Ciudad de México, 1964. Uno de sus libros más recientes es Donde el río se toca (Sudaquia, 2022).
En esas manos se alojaba el orbe. Eran manos de hambre y golpes en los rincones, manos que habían dormido contra la tierra fría, húmeda como el llanto, manos que sacuden el sueño por el hambre. Una piel seca cubría los huesos protuberantes.
Entre las enconchadas uñas y la piel habitaba la tierra de sus antepasados. Su piel cobriza, rancia, contrastaba con las uñas cenizas; impasibles, las manos sostenían un rosario que de cuando en cuando respondía con un destello a la luz que tímidamente lo alumbraba. En el silencio casi era perceptible la fricción que brotaba de las palmas. Unos dedos siguieron pasando una a una las cuentas del sartal; al final de la oración ellos se entrelazaron y al cabo de un rato la luz se comenzó a angostar. La tranquilidad que aparentemente las cubría se despegó de ellas. Nerviosas, soltaron el rosario. Un puño se cerró y una frente ajada se posó sobre de él. La derecha abrazó a la mano izquierda. Su tono cobrizo se tornó café y las puntas de los dedos, de color arena, mostraron desesperación. Se tallaron y su música sonó ansiosa. Pronto cubrieron un rostro. Así permanecieron unos segundos. Se separaron. Como huyendo, la mano derecha se escondió tras la izquierda. Apresuradas, oscilaron de arriba a abajo. Sin perder contacto entre ellas una oprimió a la otra hasta que los huesos crujieron y el sonido se dilató hasta el cosmos.
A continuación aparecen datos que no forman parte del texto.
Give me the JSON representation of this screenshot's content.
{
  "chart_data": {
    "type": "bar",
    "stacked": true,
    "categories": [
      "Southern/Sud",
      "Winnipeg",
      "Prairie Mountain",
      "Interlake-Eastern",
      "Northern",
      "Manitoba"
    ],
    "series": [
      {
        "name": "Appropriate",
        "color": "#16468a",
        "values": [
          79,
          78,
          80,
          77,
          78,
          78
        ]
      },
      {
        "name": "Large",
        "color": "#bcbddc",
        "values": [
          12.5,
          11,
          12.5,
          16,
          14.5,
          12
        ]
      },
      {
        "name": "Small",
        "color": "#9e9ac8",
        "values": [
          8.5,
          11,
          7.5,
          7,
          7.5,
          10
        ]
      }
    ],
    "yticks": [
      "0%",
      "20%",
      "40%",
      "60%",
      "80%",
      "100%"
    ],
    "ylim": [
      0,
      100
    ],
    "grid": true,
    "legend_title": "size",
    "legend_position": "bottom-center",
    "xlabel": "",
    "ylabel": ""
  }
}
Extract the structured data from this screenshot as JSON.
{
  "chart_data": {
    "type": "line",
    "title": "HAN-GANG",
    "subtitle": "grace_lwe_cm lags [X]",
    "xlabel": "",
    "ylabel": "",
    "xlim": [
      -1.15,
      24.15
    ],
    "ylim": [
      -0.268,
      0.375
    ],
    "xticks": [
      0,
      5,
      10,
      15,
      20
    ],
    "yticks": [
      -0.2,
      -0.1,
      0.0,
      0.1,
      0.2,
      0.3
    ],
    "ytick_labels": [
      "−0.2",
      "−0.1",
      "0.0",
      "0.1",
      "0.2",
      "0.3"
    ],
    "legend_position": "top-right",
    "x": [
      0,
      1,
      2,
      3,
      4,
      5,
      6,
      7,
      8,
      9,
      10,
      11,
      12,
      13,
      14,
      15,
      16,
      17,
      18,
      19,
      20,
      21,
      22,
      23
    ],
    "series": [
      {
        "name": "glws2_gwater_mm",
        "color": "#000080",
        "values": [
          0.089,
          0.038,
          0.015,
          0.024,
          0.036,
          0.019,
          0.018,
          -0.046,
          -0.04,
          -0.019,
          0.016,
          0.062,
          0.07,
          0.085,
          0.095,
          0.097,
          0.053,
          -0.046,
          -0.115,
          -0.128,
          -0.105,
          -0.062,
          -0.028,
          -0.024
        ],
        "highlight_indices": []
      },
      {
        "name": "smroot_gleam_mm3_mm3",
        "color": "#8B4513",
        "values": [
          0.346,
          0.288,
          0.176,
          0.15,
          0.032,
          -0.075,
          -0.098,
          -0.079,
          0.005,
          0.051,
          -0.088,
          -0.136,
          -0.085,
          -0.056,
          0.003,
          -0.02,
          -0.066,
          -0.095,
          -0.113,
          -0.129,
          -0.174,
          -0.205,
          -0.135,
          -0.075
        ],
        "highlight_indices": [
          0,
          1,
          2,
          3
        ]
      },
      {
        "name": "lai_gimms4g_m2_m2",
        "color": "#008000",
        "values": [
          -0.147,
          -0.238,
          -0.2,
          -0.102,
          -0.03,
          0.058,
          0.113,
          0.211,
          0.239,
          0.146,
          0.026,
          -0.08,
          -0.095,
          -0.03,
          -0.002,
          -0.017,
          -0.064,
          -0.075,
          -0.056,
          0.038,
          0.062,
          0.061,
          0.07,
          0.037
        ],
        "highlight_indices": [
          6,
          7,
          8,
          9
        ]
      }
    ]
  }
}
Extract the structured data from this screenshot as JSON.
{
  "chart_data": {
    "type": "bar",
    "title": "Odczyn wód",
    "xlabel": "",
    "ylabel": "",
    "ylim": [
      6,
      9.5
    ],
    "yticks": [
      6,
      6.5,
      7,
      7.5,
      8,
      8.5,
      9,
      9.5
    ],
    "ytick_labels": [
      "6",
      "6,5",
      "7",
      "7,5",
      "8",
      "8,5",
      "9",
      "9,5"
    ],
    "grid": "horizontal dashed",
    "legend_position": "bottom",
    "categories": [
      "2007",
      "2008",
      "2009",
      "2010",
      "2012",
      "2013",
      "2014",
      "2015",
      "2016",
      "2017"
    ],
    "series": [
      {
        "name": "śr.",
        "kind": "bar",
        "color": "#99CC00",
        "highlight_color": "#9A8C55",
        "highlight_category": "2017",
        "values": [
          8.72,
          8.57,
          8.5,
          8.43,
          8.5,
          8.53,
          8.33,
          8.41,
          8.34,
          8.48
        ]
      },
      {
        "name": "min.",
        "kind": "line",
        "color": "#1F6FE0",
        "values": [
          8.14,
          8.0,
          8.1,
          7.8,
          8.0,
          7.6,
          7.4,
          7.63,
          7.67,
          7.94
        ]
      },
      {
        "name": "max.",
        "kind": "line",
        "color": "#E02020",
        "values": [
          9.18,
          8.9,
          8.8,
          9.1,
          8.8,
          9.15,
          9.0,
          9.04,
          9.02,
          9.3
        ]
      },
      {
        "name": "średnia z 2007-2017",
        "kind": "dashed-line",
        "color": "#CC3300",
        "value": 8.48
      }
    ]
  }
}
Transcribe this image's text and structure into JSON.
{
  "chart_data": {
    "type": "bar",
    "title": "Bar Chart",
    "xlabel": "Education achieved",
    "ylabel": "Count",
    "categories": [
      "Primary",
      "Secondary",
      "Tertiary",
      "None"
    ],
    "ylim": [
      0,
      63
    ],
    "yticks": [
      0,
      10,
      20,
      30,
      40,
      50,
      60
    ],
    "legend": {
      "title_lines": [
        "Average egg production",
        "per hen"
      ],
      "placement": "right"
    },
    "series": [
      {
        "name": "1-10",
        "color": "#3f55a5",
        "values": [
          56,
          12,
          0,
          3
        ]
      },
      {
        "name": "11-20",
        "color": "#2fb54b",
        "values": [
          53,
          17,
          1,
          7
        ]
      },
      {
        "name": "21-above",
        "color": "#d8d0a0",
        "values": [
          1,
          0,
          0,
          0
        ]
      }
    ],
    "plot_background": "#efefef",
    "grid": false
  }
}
Temblorosas, golpearon un pecho flaco de sueños ahogados e ilusiones desvanecidas. Un movimiento brusco provocó un ruido. Nadie notó lo que sucedía. El espacio continuó impertérrito. Los planetas repasaron su ruta indolente. Las manos apretaron la madera del reclinatorio. La sangre elevó el tono de esa piel. Al cabo de unos momentos esas manos volvieron a tocar su tierra para siempre.